Maximum Likelyhood estimation to approximate Bayesian computation: Parameter Estimation for Stochastic Biochemical Systems

Bernie Daigle
University of Memphis


Abstract:

Parameter estimation is a crucial step in the process of model inference for systems biology. Despite the wide variety of methods available, estimating unknown kinetic parameters is often a bottleneck for accurate computational modeling. Given experimental data and a well-defined biochemical model, several classes of methods are available for this task. These methods vary in their requirements for prior knowledge regarding parameter values as well as the information content of observed data. In this talk, I will discuss a collection of these methods for estimating parameters from well-mixed stochastic biochemical systems.

I will begin by presenting a technique for performing maximum likelihood estimation (MLE) using data observed at the single molecule level.
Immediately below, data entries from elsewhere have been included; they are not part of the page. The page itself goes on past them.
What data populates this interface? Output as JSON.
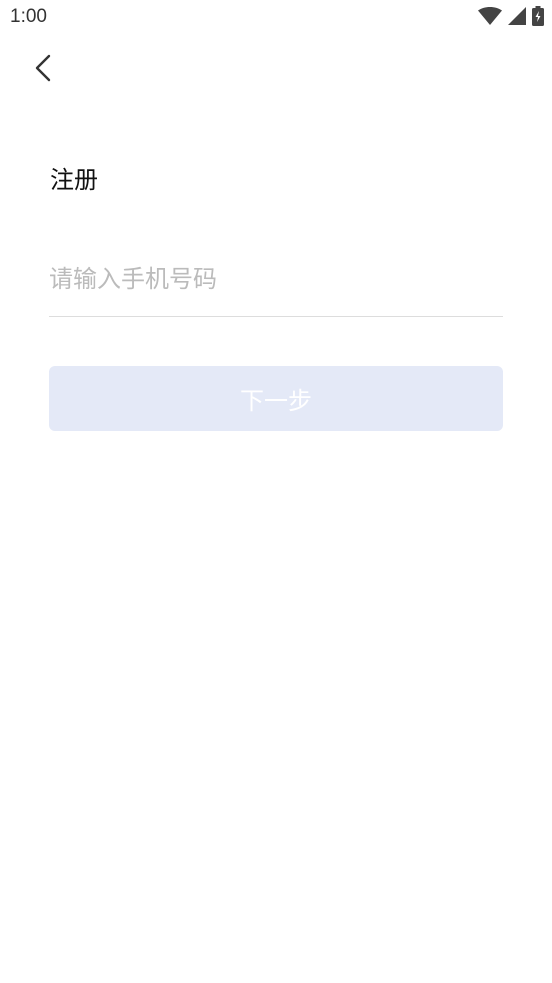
{
  "status_bar": {
    "time": "1:00",
    "icons": [
      "wifi-icon",
      "cellular-signal-icon",
      "battery-charging-icon"
    ]
  },
  "header": {
    "back_icon": "chevron-left-icon"
  },
  "main": {
    "title": "注册",
    "phone_input": {
      "value": "",
      "placeholder": "请输入手机号码"
    },
    "next_button_label": "下一步"
  },
  "colors": {
    "button_disabled_bg": "#e4e9f7",
    "placeholder": "#bbbbbb",
    "divider": "#dddddd",
    "title": "#111111"
  }
}
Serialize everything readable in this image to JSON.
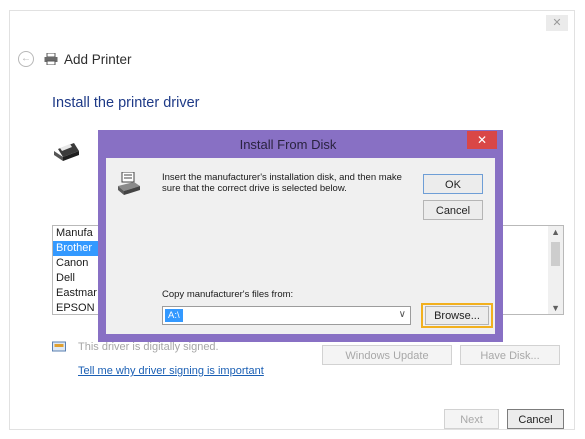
{
  "window": {
    "title": "Add Printer",
    "close_glyph": "✕",
    "back_icon": "back-arrow-icon",
    "section_title": "Install the printer driver",
    "manufacturers": [
      "Manufa",
      "Brother",
      "Canon",
      "Dell",
      "Eastmar",
      "EPSON"
    ],
    "selected_manufacturer_index": 1,
    "signing_text": "This driver is digitally signed.",
    "signing_link": "Tell me why driver signing is important",
    "windows_update_label": "Windows Update",
    "have_disk_label": "Have Disk...",
    "next_label": "Next",
    "cancel_label": "Cancel"
  },
  "dialog": {
    "title": "Install From Disk",
    "close_glyph": "✕",
    "message": "Insert the manufacturer's installation disk, and then make sure that the correct drive is selected below.",
    "ok_label": "OK",
    "cancel_label": "Cancel",
    "copy_label": "Copy manufacturer's files from:",
    "path_value": "A:\\",
    "browse_label": "Browse..."
  },
  "colors": {
    "dialog_frame": "#8870c4",
    "close_button": "#d94747",
    "selection": "#3399ff",
    "link": "#1a5fb4",
    "focus_highlight": "#f2b01e"
  }
}
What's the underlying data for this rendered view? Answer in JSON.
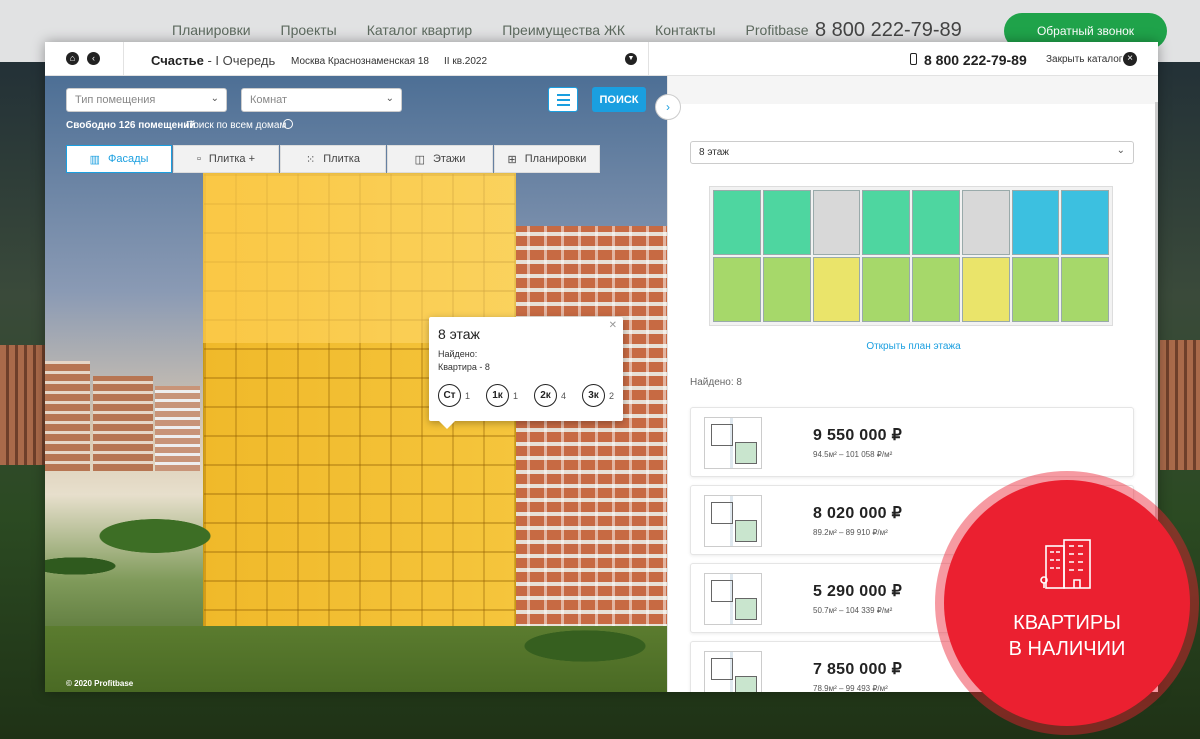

Known as MCEM2 (Monte Carlo Expectation-Maximization with Modified Cross-Entropy Method), this method acts without requiring any prior knowledge regarding the unknown parameter values. I will then discuss three Bayesian techniques-Metropolis-within-Gibbs, particle marginal Metropolis-Hastings (PMMH), and approximate Bayesian computation (ABC)-that each require such prior knowledge. These Bayesian methods enable parameter estimation from single molecule data, noise-corrupted data, and summary statistic-transformed data, respectively. Throughout the presentation, I will compare the performance of these methods by applying each to synthetically-generated data from a canonical gene expression model.